Meng Fei, Wu Qin, Zhang Wei, Hou Shirong
Department of Ultrasound, Xuan Cheng City Central Hospital, Xuancheng, Anhui, People's Republic of China.
Diabetes Metab Syndr Obes. 2023 Sep 7;16:2705-2716. doi: 10.2147/DMSO.S422364. eCollection 2023.
Diabetic kidney disease (DKD) patients have a high risk of suffering from cardiovascular disease (CVD), placing a heavy cost on the public health system. In this study, we intended to develop and validate a shear-wave elastography (SWE)-based radiomics nomogram for predicting the development of CVD in DKD patients. This approach allows extensive use of the valuable information contained in ultrasound images, thus helping clinicians to identify CVD in DKD patients.
Totally 337 and 145 patients constituted the training and validation cohorts, respectively. The radiomics features of the segmented kidney in ultrasound images were extracted and selected to generate the rad-score of each patient. These rad-score, as well as the predictors of risk of CVD occurrence from the clinical characteristics, were included in the multivariate analysis to develop a nomogram. It was further assessed in the training and validation cohorts.

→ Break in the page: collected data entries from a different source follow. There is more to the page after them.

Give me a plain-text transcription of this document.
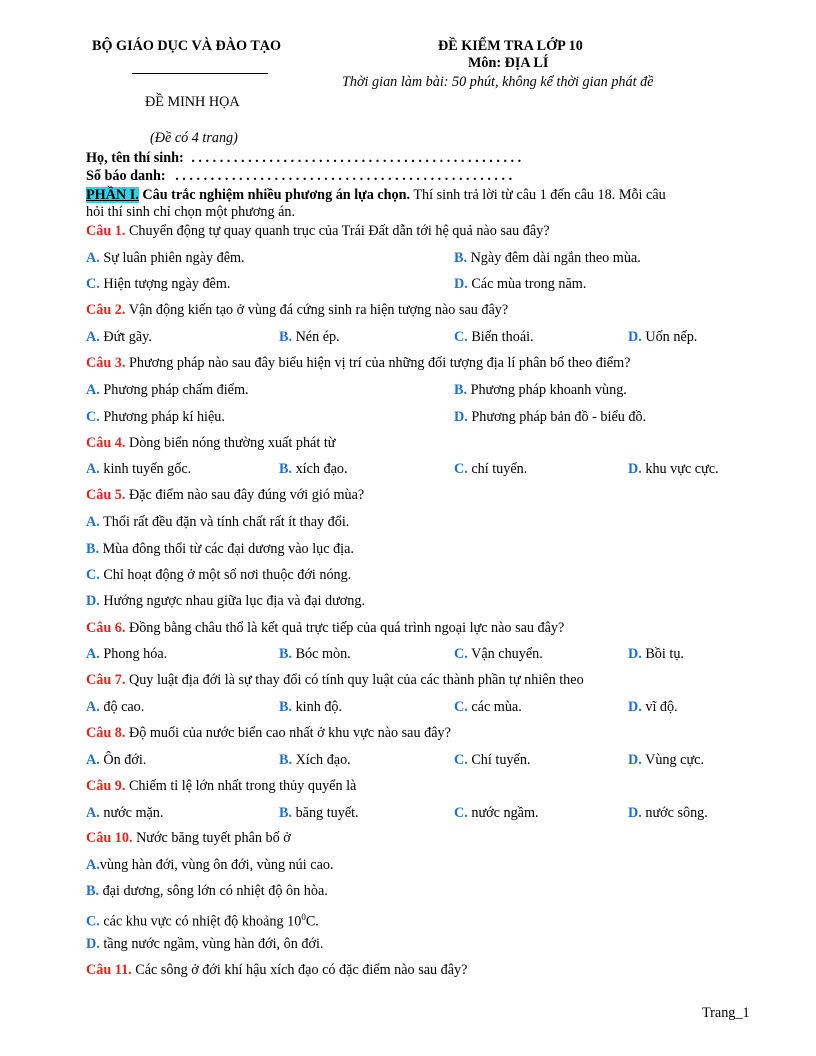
BỘ GIÁO DỤC VÀ ĐÀO TẠO	ĐỀ KIỂM TRA LỚP 10
Môn: ĐỊA LÍ
Thời gian làm bài: 50 phút, không kể thời gian phát đề
ĐỀ MINH HỌA
(Đề có 4 trang)
Họ, tên thí sinh: . . . . . . . . . . . . . . . . . . . . . . . . . . . . . . . . . . . . . . . . . . . . . . .
Số báo danh: . . . . . . . . . . . . . . . . . . . . . . . . . . . . . . . . . . . . . . . . . . . . . . . .
PHẦN I. Câu trắc nghiệm nhiều phương án lựa chọn. Thí sinh trả lời từ câu 1 đến câu 18. Mỗi câu
hỏi thí sinh chỉ chọn một phương án.
Câu 1. Chuyển động tự quay quanh trục của Trái Đất dẫn tới hệ quả nào sau đây?
A. Sự luân phiên ngày đêm.	B. Ngày đêm dài ngắn theo mùa.
C. Hiện tượng ngày đêm.	D. Các mùa trong năm.
Câu 2. Vận động kiến tạo ở vùng đá cứng sinh ra hiện tượng nào sau đây?
A. Đứt gãy.	B. Nén ép.	C. Biển thoái.	D. Uốn nếp.
Câu 3. Phương pháp nào sau đây biểu hiện vị trí của những đối tượng địa lí phân bố theo điểm?
A. Phương pháp chấm điểm.	B. Phương pháp khoanh vùng.
C. Phương pháp kí hiệu.	D. Phương pháp bản đồ - biểu đồ.
Câu 4. Dòng biển nóng thường xuất phát từ
A. kinh tuyến gốc.	B. xích đạo.	C. chí tuyến.	D. khu vực cực.
Câu 5. Đặc điểm nào sau đây đúng với gió mùa?
A. Thổi rất đều đặn và tính chất rất ít thay đổi.
B. Mùa đông thổi từ các đại dương vào lục địa.
C. Chỉ hoạt động ở một số nơi thuộc đới nóng.
D. Hướng ngược nhau giữa lục địa và đại dương.
Câu 6. Đồng bằng châu thổ là kết quả trực tiếp của quá trình ngoại lực nào sau đây?
A. Phong hóa.	B. Bóc mòn.	C. Vận chuyển.	D. Bồi tụ.
Câu 7. Quy luật địa đới là sự thay đổi có tính quy luật của các thành phần tự nhiên theo
A. độ cao.	B. kinh độ.	C. các mùa.	D. vĩ độ.
Câu 8. Độ muối của nước biển cao nhất ở khu vực nào sau đây?
A. Ôn đới.	B. Xích đạo.	C. Chí tuyến.	D. Vùng cực.
Câu 9. Chiếm tỉ lệ lớn nhất trong thủy quyển là
A. nước mặn.	B. băng tuyết.	C. nước ngầm.	D. nước sông.
Câu 10. Nước băng tuyết phân bố ở
A.vùng hàn đới, vùng ôn đới, vùng núi cao.
B. đại dương, sông lớn có nhiệt độ ôn hòa.
C. các khu vực có nhiệt độ khoảng $10^0C$.
D. tầng nước ngầm, vùng hàn đới, ôn đới.
Câu 11. Các sông ở đới khí hậu xích đạo có đặc điểm nào sau đây?
Trang_1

Patients with CVD accounted for 30.9% (104/337) in the training cohort and 31.0% (45/145) in the validation cohort. The rad-score was calculated for each patient using 6 features extracted from the ultrasound images. The radiomics nomogram was built with the rad-score, age, systolic blood pressure (SBP), low-density lipoprotein cholesterol (LDL-C). It was superior to the clinical nomogram developed without the rad-score and demonstrated promising discrimination, calibration, and clinical utility in both training and validation cohorts.

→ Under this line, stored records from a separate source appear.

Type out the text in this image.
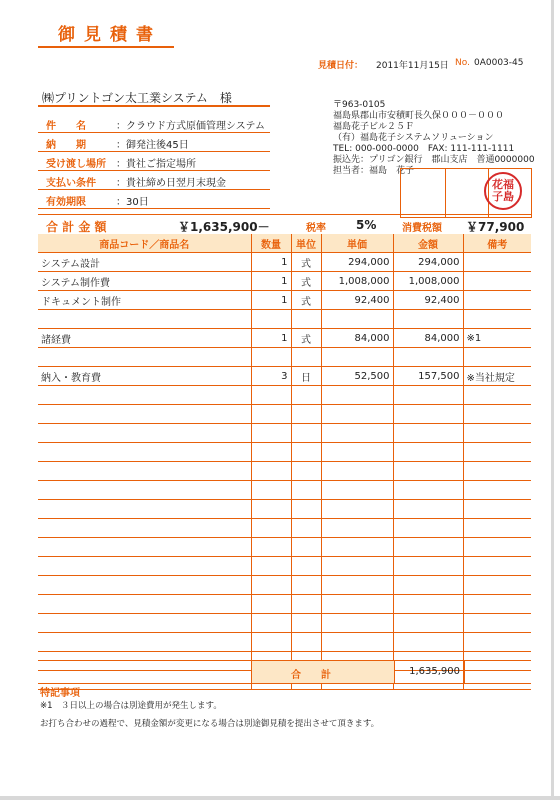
御見積書
見積日付： 2011年11月15日 No. 0A0003-45
㈱プリントゴン太工業システム　様
件　　名	：クラウド方式原価管理システム
納　　期	：御発注後45日
受け渡し場所 ：貴社ご指定場所
支払い条件 ：貴社締め日翌月末現金
有効期限	：30日
〒963-0105
福島県郡山市安積町長久保０００－０００
福島花子ビル２５Ｆ
（有）福島花子システムソリューション
TEL: 000-000-0000　FAX: 111-111-1111
振込先：プリゴン銀行　郡山支店　普通0000000
担当者：福島　花子
花福
子島
合 計 金 額	￥1,635,900－	税率	5%	消費税額 ￥77,900
商品コード／商品名	数量	単位	単価	金額	備考
システム設計	1	式	294,000	294,000	
システム制作費	1	式	1,008,000	1,008,000	
ドキュメント制作	1	式	92,400	92,400	

諸経費	1	式	84,000	84,000	※1

納入・教育費	3	日	52,500	157,500	※当社規定

合　　計	1,635,900
特記事項
※1　３日以上の場合は別途費用が発生します。
お打ち合わせの過程で、見積金額が変更になる場合は別途御見積を提出させて頂きます。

We developed and validated an SWE-based radiomics nomogram to predict CVD risk in patients with DKD. The model was demonstrated to have a promising prediction performance, showing its potential to identify CVD in DKD patients and assist decision-making for appropriate early intervention.
糖尿病肾病(DKD)患者患心血管疾病(CVD)的风险很高,给公共卫生系统带来了沉重负担。在本研究中,我们旨在开发并验证一种基于剪切波弹性成像(SWE)的放射组学列线图,用于预测DKD患者CVD的发生。这种方法能够广泛利用超声图像中包含的有价值信息,从而帮助临床医生识别DKD患者中的CVD。
分别有337例和145例患者构成训练队列和验证队列。提取并选择超声图像中分割肾脏的放射组学特征,以生成每位患者的放射学评分(rad-score)。这些放射学评分以及临床特征中CVD发生风险的预测因素被纳入多变量分析以构建列线图。并在训练队列和验证队列中进一步评估。
训练队列中患有CVD的患者占30.9%(104/337),验证队列中占31.0%(45/145)。使用从超声图像中提取的6个特征为每位患者计算放射学评分。基于放射学评分、年龄、收缩压(SBP)、低密度脂蛋白胆固醇(LDL-C)构建了放射组学列线图。它优于未使用放射学评分开发的临床列线图,并且在训练队列和验证队列中均显示出良好的区分度、校准度和临床实用性。
我们开发并验证了一种基于SWE的放射组学列线图,用于预测DKD患者的CVD风险。该模型被证明具有良好的预测性能,显示出其在识别DKD患者中的CVD以及协助做出适当早期干预决策方面的潜力。